Texture features from images in color channels
R,
G,
B,
L,
a,
b,
X,
Y, and
Z and artificial intelligence involving models built by traditional machine learning algorithms proved to be useful for distinguishing fresh and shade drying or open-air sun-dried mint leaves. Machine learning-based algorithms are considered an innovative approach to advancing food drying technology. Machine learning algorithms have a superior capacity to predict specific trends and patterns using large volumes of data. Machine learning-based strategies are used, among others, for drying modeling to determine the optimal drying condition to improve product quality and reduce energy consumption. Machine learning models can also be used for modeling to predict food properties during drying [
31]. Machine learning found application for the monitoring of different drying processes employed in industry, for example, of convective drying, osmotic-convective drying, microwave drying, infrared drying, microwave- and infrared-assisted drying, fluidized bed drying, spouted bed drying, spray drying, rotary drying, deep bed drying, renewable drying, and freeze drying [
13,
32]. In the case of mint, machine learning was also used to investigate drying behavior and assess drying kinetics [
33]. Additionally, machine learning algorithms were successfully applied to discriminate between different mint samples [
34]. Our research has set new directions for the application of machine learning in the drying and discrimination of mint. The research carried out with the use of traditional machine learning models may be expanded in the future to include deep learning to distinguish fresh and dried mint leaves.
4. Conclusions
This study aimed to analyze the changes caused by two different drying methods on mint leaves. Because these changes cause significant changes in the nutrient content of the leaf, it is important to provide drying with the least loss and to develop additional techniques to do so. In order to clearly observe the effect of drying, the detectability of these changes with computer vision and machine learning algorithms is adopted as a hypothesis. The most obvious changes as a result of drying occur in leaf textures, and therefore texture analysis is performed for computer vision. In experimental studies, different image spaces and different machine learning techniques are used to prove that the proposed method is scientifically sound.
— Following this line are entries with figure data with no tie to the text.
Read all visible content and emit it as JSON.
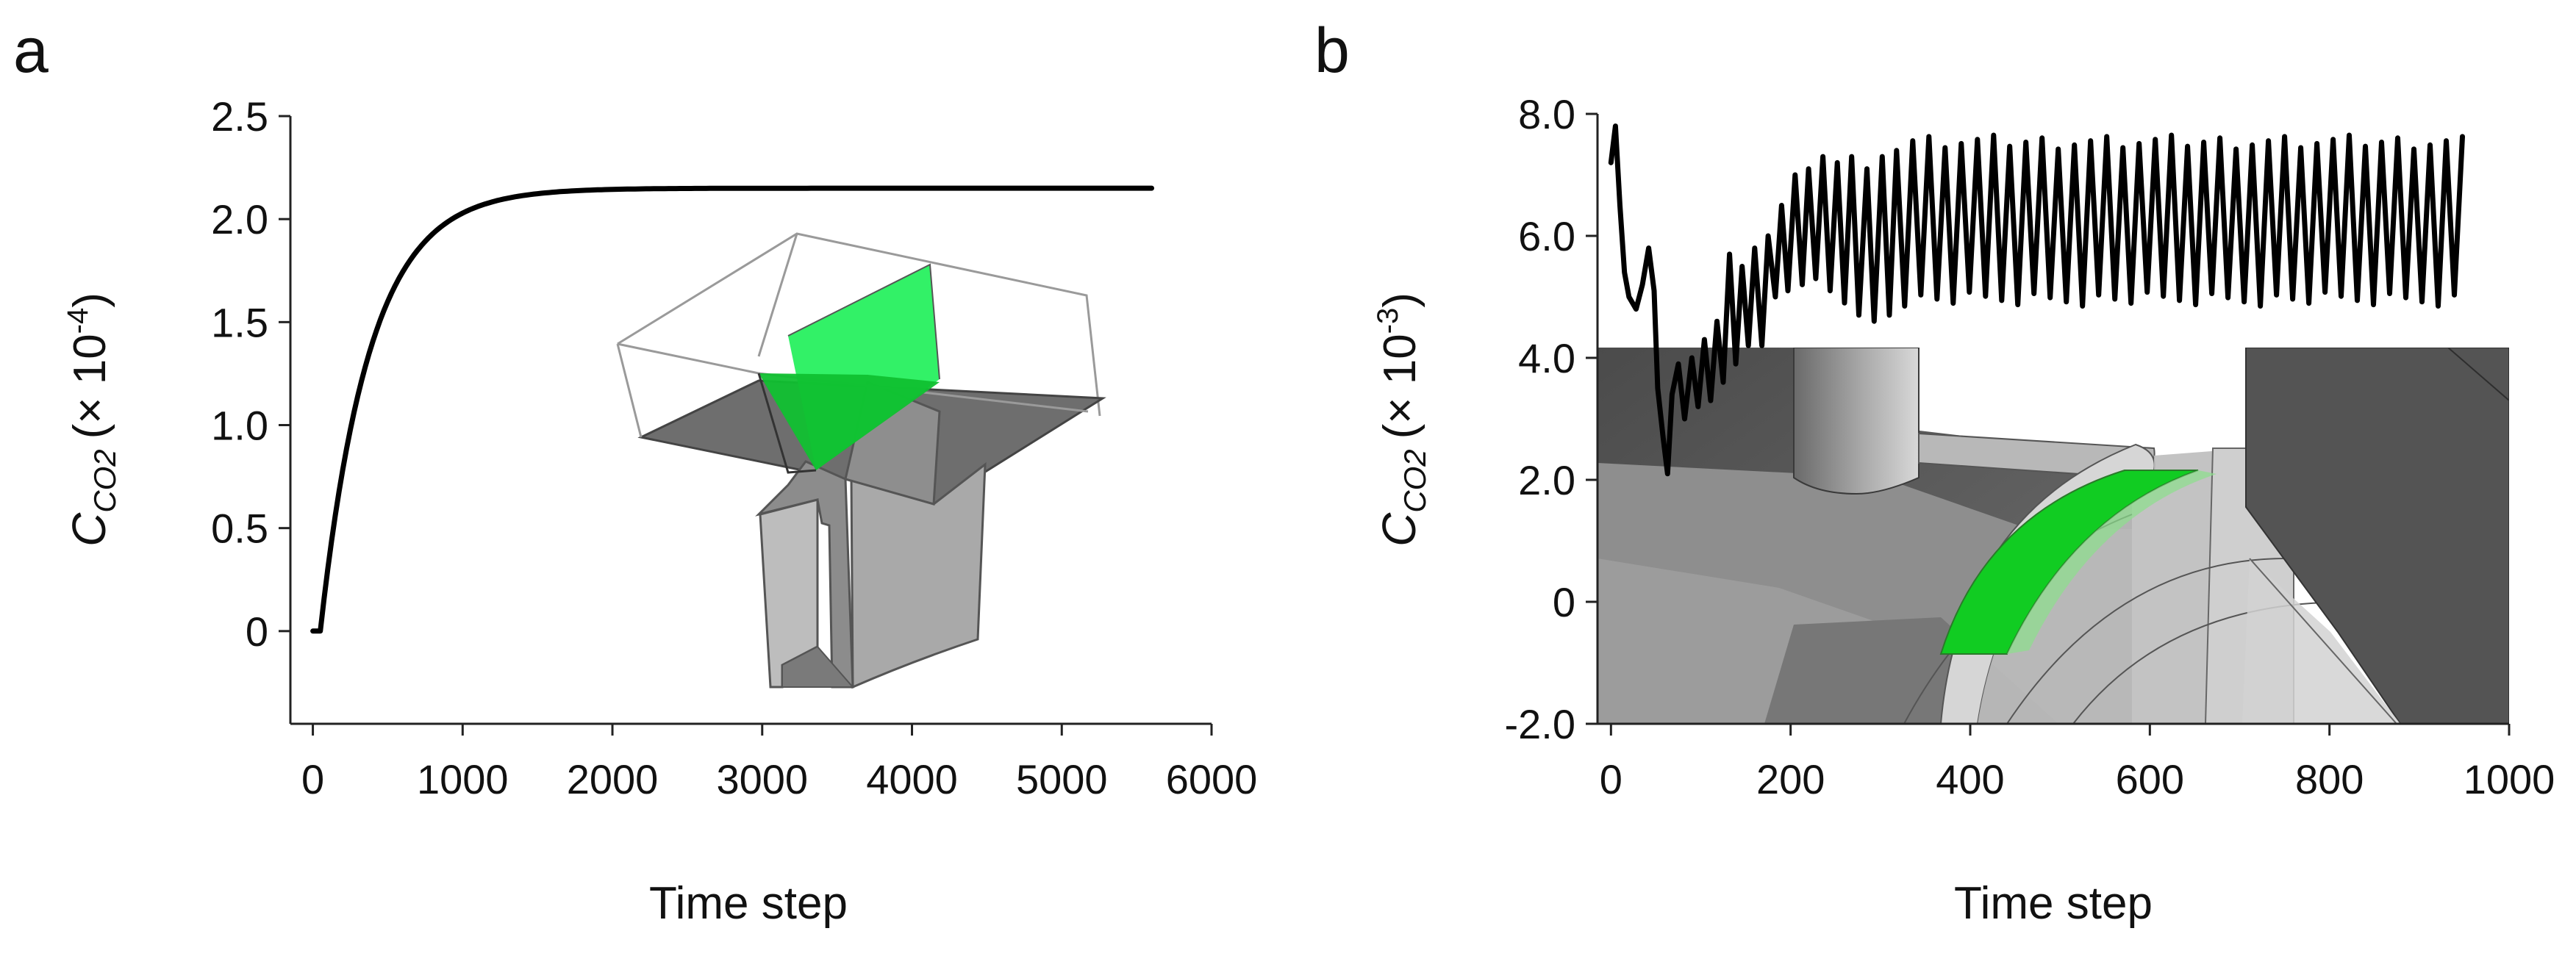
{
  "chart_data": [
    {
      "panel": "a",
      "type": "line",
      "title": "",
      "xlabel": "Time step",
      "ylabel": "C",
      "ylabel_sub": "CO2",
      "ylabel_unit_prefix": "(× 10",
      "ylabel_exp": "-4",
      "ylabel_unit_suffix": ")",
      "xlim": [
        -150,
        6000
      ],
      "ylim": [
        -0.45,
        2.5
      ],
      "xticks": [
        0,
        1000,
        2000,
        3000,
        4000,
        5000,
        6000
      ],
      "xtick_labels": [
        "0",
        "1000",
        "2000",
        "3000",
        "4000",
        "5000",
        "6000"
      ],
      "yticks": [
        0,
        0.5,
        1.0,
        1.5,
        2.0,
        2.5
      ],
      "ytick_labels": [
        "0",
        "0.5",
        "1.0",
        "1.5",
        "2.0",
        "2.5"
      ],
      "grid": false,
      "series": [
        {
          "name": "C_CO2",
          "model": "rise",
          "start_x": 50,
          "end_x": 5600,
          "plateau": 2.15,
          "tau": 330,
          "step": 25
        }
      ]
    },
    {
      "panel": "b",
      "type": "line",
      "title": "",
      "xlabel": "Time step",
      "ylabel": "C",
      "ylabel_sub": "CO2",
      "ylabel_unit_prefix": "(× 10",
      "ylabel_exp": "-3",
      "ylabel_unit_suffix": ")",
      "xlim": [
        -15,
        1000
      ],
      "ylim": [
        -2.0,
        8.0
      ],
      "xticks": [
        0,
        200,
        400,
        600,
        800,
        1000
      ],
      "xtick_labels": [
        "0",
        "200",
        "400",
        "600",
        "800",
        "1000"
      ],
      "yticks": [
        -2.0,
        0,
        2.0,
        4.0,
        6.0,
        8.0
      ],
      "ytick_labels": [
        "-2.0",
        "0",
        "2.0",
        "4.0",
        "6.0",
        "8.0"
      ],
      "grid": false,
      "series": [
        {
          "name": "C_CO2",
          "model": "oscillation",
          "points": [
            [
              0,
              7.2
            ],
            [
              5,
              7.8
            ],
            [
              10,
              6.5
            ],
            [
              15,
              5.4
            ],
            [
              20,
              5.0
            ],
            [
              28,
              4.8
            ],
            [
              35,
              5.2
            ],
            [
              42,
              5.8
            ],
            [
              48,
              5.1
            ],
            [
              52,
              3.5
            ],
            [
              58,
              2.7
            ],
            [
              63,
              2.1
            ],
            [
              68,
              3.4
            ],
            [
              75,
              3.9
            ],
            [
              82,
              3.0
            ],
            [
              90,
              4.0
            ],
            [
              97,
              3.2
            ],
            [
              104,
              4.3
            ],
            [
              111,
              3.3
            ],
            [
              118,
              4.6
            ],
            [
              125,
              3.6
            ],
            [
              132,
              5.7
            ],
            [
              139,
              3.9
            ],
            [
              146,
              5.5
            ],
            [
              153,
              4.2
            ],
            [
              160,
              5.8
            ],
            [
              168,
              4.2
            ],
            [
              175,
              6.0
            ],
            [
              183,
              5.0
            ],
            [
              190,
              6.5
            ],
            [
              197,
              5.1
            ],
            [
              205,
              7.0
            ],
            [
              213,
              5.2
            ],
            [
              220,
              7.1
            ],
            [
              228,
              5.3
            ],
            [
              236,
              7.3
            ],
            [
              244,
              5.1
            ],
            [
              252,
              7.2
            ],
            [
              260,
              4.9
            ],
            [
              268,
              7.3
            ],
            [
              276,
              4.7
            ],
            [
              285,
              7.1
            ],
            [
              293,
              4.6
            ],
            [
              302,
              7.3
            ],
            [
              310,
              4.7
            ],
            [
              318,
              7.4
            ]
          ],
          "osc": {
            "start": 318,
            "end": 950,
            "period": 18,
            "max": 7.65,
            "min": 4.85
          }
        }
      ]
    }
  ],
  "insets": {
    "a": {
      "description_icon": "turbine-geometry-inset",
      "highlight_color": "#1ee84a",
      "dark_gray": "#6b6b6b",
      "light_gray": "#b5b5b5"
    },
    "b": {
      "description_icon": "turbine-closeup-inset",
      "highlight_color": "#11cc22"
    }
  }
}
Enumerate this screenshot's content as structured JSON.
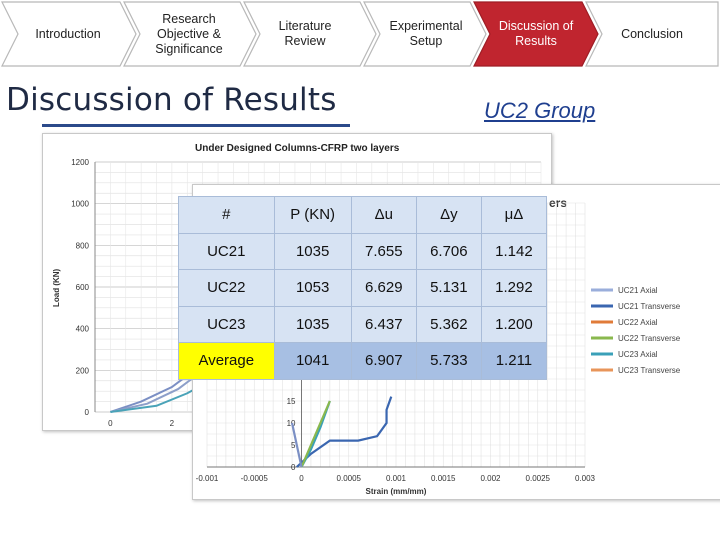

The combination of digital color imaging and machine learning proved to be an effective approach to the evaluation of the effect of natural drying techniques on mint leaf structure. Models built based on selected textures of images in color channels R, G, B, L, a, b, X, Y, and Z were useful for monitoring the changes in the ventral side (upper surface) and dorsal side (lower surface) of mint leaves caused by shade drying and open-air sun drying. Fresh and dried leaves were distinguished with an accuracy of up to 100% using selected machine learning algorithms from groups of Lazy, Rules, and Trees. The obtained results were promising, and the developed procedure involving image features and machine learning could be used to evaluate the quality of mint leaves dried by other techniques. When the accuracy rates obtained as a result of experimental studies are examined, it is seen that the discrimination accuracy in all steps is generally above 90%. Compliance and consistency of all results indicate the accuracy and robustness of the results. Besides traditional machine learning, deep learning as well could be applied in further studies for the classification of fresh and dried leaves. For the deep learning application, data with more samples will be created in the future, and experiments will be carried out with different deep learning models on this data. Different drying techniques will also be included in the dataset.